What happened

Shares of item-tracking technology company Impinj (PI -2.98%) plunged on Wednesday, down roughly 9.4% as of 3:46 p.m. ET today.

While much of the focus was on the Federal Reserve meeting today, Impinj fell meaningfully more than the average stock. This was likely due to investors digesting the company's Investor Day presentation, held after market close yesterday, in which management laid out its longer-term model. Given the stock's high valuation, it had a high bar to clear, and apparently investors were somewhat disappointed.

So what

It's a bit difficult to know exactly what investors had a problem with in Impinj's presentation. Likely, it was the chief financial officer's longer-term financial model that did the stock in today.

Management sees a longer-term revenue run-rate between $500 million and $750 million annually, up from $257.8 million in 2022. Moreover, it forecast gross margins just slightly higher than last year's 55.5%, along with a range of 19% to 25% in adjusted earnings before interest, taxes, depreciation, and amortization (EBITDA).

That might have underwhelmed investors. Even taking the high end of those projections, you would end up with $187 million in EBITDA over the longer term, which is likely a few years out.

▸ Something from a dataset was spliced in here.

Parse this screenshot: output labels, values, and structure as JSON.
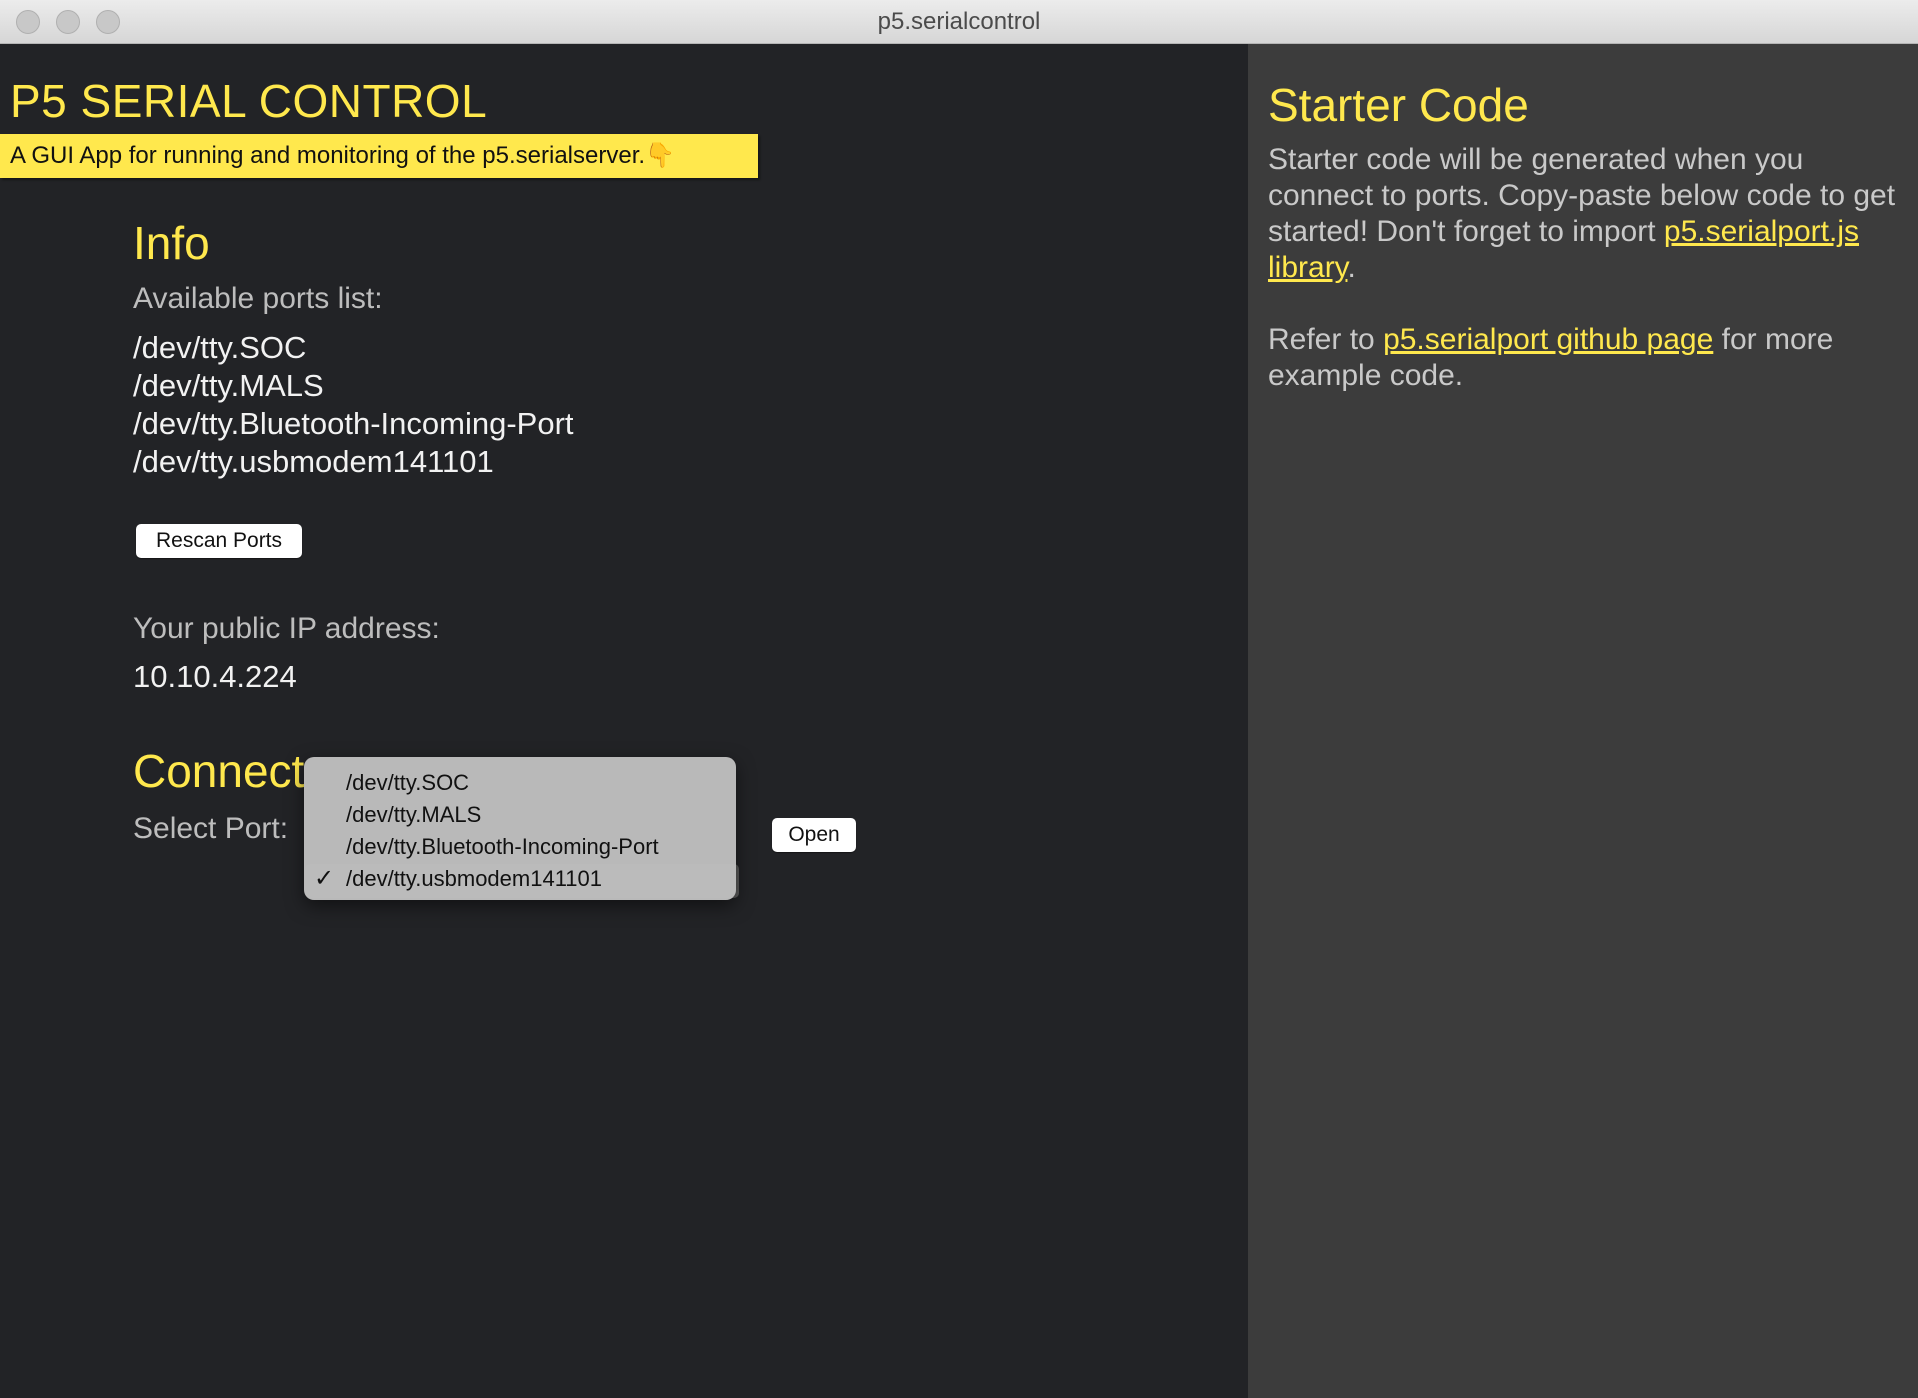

Today, Impinj has a market cap of $2.75 billion and an enterprise value (EV) slightly higher than that, even after today's drop. That implies an EV-to-EBITDA ratio around 15, which is somewhat high for a more mature company.

Impinj had nearly doubled its revenue over just the past two years, and grew at a robust 61.6% last quarter along with significant margin improvement. Therefore, investors could very well have been expecting more growth and margin expansion over the longer term.

With the stock having more than doubled over the past year and trading at a healthy 10 times sales heading into yesterday, it's perhaps not surprising to see investors taking profits after the conservative forecast.

PI PS Ratio Chart

PI PS ratio, data by YCharts.

Now what

Impinj is an intriguing growth stock, with its leadership in automating the tracking of physical objects, an area that seems assured to grow over the long term.

Still, the stock's strong performance in recent years has led to a high valuation. With the Federal Reserve today implying it might in fact do more interest rate hikes later this year, high-growth stocks with little profits have a higher and higher bar to clear to keep impressing investors.